Sur le Grand Conakry, nous couvrons autour de 70 à 110 %
Guinee7.com : Quel est aujourd’hui le taux réel de couverture électrique à Conakry et à l’intérieur du pays ?
Nabi Moussa Camara : Parler du taux de couverture est assez vague, car il faut se référer aux données du rapport 2025. Pour l’instant, sur le Grand Conakry, nous couvrons autour de 70 à 110 %. Nous disposons également d’un réseau interconnecté sur l’axe Conakry jusqu’à Labé-Mali, pour l’interconnexion avec le Mali et le Sénégal, dans le cadre de la boucle OMVG.
Nous avons aussi l’axe Kindia-Sierra Leone-Libéria-Côte d’Ivoire, qui rejoint Nzérékoré pour la partie CLSG. Tout le reste est constitué de réseaux isolés alimentés principalement par des groupes thermiques.
Il y a près de 19 villes qui disposent de réseaux isolés avec des centrales thermiques fonctionnant au carburant. La desserte y est généralement de six heures. Exceptionnellement, à Kankan et à Siguiri, elle peut atteindre dix à douze heures. Pour l’essentiel des villes disposant de centrales thermiques, la desserte reste donc autour de six heures.
Sur le Grand Conakry, nous avons le Réseau Interconnecté de Guinée (RIC), qui reçoit notamment l’énergie de Kaléta, Souapiti et Garafiri. Ces sources de production peuvent être hydrauliques ou thermiques. Kaléta et Souapiti sont situés sur le fleuve Konkouré. Une partie de Kindia est également alimentée par les Grandes Chutes, un barrage construit, si je ne me trompe pas, en 1963.
Ces deux contraintes cumulées nous obligent à procéder à des délestages
Comment expliquez-vous que les délestages persistent alors que plusieurs grands barrages ont été construits ces dernières années ?
Il faut comprendre que les contraintes auxquelles nous faisons face actuellement se situent à deux niveaux.
Premièrement, il y a la contrainte climatique et environnementale. Nous constatons l’assèchement de certains cours d’eau. On dit souvent que la Guinée est le château d’eau de l’Afrique, mais dans plusieurs localités, certaines rivières ont disparu ou leur niveau a fortement baissé.
Lorsqu’un fleuve baisse, il va de soi que le barrage construit sur ce fleuve perd également une partie de sa capacité de production.
Cette année, nous traversons une situation exceptionnelle. Il pleut dans les villes côtières, mais à l’intérieur du pays, notamment dans le Grand Fouta où prennent naissance plusieurs cours d’eau importants, la pluviométrie a fortement baissé. Le niveau du Niger a également diminué, tout comme celui du Tinkisso.
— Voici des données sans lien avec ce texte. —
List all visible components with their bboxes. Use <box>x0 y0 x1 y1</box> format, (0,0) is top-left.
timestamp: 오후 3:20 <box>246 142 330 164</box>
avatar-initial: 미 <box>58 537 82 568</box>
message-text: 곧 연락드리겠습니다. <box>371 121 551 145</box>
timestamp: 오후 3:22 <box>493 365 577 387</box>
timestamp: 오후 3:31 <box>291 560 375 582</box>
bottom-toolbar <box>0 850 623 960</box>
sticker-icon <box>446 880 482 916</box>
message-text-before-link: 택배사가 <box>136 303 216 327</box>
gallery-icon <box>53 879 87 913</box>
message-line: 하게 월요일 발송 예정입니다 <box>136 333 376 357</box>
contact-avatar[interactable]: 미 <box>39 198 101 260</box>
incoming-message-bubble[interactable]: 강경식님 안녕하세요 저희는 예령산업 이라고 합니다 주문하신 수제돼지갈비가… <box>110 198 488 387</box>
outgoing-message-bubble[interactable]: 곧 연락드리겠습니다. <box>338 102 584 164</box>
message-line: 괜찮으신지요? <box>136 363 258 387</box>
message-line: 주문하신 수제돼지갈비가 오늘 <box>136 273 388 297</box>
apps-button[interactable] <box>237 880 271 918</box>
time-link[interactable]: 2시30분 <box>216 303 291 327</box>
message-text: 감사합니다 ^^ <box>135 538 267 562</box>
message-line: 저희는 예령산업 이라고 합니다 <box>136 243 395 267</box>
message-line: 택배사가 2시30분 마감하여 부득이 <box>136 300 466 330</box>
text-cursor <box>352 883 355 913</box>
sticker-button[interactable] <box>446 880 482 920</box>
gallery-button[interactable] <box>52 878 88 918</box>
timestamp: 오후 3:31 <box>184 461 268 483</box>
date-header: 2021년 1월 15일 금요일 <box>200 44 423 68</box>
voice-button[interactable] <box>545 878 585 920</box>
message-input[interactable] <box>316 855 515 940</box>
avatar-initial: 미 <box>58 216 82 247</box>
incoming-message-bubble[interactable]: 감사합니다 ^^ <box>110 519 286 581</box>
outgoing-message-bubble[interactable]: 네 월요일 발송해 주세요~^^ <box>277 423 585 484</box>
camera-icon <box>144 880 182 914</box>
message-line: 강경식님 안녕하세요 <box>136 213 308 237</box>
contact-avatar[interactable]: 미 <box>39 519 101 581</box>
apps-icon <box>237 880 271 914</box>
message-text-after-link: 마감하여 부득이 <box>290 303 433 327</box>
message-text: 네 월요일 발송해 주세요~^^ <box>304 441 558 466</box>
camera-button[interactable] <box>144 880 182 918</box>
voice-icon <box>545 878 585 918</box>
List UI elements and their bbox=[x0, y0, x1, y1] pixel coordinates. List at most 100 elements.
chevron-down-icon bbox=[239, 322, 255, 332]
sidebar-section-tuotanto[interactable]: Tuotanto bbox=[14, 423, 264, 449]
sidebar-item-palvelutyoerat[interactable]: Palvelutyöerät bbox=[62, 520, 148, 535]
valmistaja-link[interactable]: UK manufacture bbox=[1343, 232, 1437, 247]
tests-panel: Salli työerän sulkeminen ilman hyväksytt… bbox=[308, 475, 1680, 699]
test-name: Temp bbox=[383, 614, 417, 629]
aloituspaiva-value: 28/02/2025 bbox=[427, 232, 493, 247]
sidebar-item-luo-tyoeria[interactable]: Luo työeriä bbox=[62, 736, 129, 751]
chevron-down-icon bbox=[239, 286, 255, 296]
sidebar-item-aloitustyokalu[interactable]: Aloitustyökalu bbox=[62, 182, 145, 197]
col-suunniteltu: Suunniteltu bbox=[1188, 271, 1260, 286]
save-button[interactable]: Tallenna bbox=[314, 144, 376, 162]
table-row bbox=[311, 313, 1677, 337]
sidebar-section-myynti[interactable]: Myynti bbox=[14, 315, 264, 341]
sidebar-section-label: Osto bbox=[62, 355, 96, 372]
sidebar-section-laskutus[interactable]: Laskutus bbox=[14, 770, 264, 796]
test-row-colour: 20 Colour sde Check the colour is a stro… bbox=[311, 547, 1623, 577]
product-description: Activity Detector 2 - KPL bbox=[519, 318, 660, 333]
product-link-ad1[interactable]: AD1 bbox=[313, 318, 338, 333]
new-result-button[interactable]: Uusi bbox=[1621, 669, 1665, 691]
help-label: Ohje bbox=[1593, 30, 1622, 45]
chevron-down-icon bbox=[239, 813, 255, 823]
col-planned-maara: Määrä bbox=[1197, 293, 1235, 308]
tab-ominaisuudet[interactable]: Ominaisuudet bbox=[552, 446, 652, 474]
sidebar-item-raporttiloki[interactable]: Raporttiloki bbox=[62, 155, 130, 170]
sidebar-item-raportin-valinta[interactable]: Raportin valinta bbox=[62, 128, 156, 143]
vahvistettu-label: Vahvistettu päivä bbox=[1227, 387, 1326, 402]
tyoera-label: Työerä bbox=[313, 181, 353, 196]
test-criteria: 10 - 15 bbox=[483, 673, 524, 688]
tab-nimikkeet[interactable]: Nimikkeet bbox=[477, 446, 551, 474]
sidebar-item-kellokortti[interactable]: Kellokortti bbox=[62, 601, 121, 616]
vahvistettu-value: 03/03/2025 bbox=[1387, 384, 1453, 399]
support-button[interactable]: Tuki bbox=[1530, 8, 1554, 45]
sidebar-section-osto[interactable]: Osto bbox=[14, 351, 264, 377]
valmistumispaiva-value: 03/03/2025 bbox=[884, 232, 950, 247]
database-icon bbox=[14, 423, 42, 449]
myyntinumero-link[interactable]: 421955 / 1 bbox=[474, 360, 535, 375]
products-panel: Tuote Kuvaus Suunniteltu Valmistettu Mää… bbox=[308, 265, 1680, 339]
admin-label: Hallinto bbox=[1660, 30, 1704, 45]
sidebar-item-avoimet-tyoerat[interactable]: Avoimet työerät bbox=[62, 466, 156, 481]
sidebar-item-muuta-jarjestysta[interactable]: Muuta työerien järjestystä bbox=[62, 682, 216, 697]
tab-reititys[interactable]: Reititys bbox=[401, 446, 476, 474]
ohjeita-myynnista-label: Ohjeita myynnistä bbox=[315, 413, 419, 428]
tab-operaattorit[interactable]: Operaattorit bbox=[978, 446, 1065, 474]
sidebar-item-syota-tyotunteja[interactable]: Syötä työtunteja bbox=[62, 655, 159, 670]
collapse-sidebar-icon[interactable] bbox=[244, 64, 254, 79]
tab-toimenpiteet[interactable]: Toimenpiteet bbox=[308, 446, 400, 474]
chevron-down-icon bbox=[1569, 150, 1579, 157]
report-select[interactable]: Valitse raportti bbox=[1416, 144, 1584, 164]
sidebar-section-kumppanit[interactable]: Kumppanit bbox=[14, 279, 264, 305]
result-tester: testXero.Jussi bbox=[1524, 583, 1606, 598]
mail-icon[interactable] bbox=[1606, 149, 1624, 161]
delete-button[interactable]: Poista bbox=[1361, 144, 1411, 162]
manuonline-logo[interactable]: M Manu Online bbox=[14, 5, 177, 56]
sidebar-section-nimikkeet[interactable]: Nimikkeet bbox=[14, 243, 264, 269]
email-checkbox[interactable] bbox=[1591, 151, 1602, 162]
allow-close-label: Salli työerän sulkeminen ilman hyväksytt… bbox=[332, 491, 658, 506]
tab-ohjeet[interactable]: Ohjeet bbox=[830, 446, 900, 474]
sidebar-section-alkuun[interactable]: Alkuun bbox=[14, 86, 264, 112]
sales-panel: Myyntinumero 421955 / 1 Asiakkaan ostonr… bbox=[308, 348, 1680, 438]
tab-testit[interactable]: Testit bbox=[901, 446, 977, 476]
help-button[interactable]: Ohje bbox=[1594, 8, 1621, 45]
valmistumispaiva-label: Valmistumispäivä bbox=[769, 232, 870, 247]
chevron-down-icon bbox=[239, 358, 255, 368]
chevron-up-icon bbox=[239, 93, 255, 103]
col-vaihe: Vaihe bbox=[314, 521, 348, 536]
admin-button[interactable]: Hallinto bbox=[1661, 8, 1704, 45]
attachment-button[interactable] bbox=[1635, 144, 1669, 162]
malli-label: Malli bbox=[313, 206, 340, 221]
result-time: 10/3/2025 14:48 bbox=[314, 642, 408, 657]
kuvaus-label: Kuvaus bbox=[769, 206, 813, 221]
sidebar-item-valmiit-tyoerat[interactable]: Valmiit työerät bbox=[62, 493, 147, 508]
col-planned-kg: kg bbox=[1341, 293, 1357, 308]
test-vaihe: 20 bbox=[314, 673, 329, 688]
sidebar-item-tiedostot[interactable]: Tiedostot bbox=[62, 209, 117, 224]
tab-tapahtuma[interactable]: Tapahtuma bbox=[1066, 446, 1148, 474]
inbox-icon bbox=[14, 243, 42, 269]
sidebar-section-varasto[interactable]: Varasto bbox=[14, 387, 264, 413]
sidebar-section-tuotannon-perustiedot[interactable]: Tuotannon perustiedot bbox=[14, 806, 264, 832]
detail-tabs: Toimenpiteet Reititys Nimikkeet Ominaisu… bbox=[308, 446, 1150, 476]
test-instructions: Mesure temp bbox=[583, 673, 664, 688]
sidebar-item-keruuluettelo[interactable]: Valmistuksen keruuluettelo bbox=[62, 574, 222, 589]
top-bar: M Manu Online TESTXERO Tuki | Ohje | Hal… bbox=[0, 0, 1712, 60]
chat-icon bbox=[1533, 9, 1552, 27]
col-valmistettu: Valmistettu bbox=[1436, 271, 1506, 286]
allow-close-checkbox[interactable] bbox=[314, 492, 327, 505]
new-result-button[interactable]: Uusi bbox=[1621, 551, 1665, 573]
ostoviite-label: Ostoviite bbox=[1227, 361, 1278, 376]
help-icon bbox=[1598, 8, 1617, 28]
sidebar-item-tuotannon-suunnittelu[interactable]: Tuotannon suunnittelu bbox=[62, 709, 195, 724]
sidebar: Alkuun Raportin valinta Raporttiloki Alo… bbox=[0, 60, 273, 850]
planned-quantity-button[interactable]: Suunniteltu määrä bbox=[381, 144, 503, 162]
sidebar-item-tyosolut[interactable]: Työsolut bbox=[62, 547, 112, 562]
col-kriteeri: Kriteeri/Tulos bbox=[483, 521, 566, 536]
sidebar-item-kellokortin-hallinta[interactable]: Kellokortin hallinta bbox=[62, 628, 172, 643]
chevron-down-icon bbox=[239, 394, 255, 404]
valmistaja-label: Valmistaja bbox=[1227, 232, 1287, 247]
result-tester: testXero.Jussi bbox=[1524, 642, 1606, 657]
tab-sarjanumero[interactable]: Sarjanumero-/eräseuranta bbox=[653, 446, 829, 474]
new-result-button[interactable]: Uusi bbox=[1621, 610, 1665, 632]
À cette situation s’ajoute la contrainte liée à l’approvisionnement en carburant. Avec la guerre en Ukraine et les tensions au Moyen-Orient, nous connaissons également des difficultés d’approvisionnement en mazout, qui est un intrant essentiel pour certaines centrales thermiques, notamment celles de Kipé, de la Tannerie et de Kaloum.
Nous avions planifié que pendant la saison des pluies, la production hydraulique serait suffisante pour limiter le recours aux centrales thermiques. Malheureusement, le niveau des eaux est actuellement très bas et nous avons, parallèlement, des contraintes d’approvisionnement en mazout.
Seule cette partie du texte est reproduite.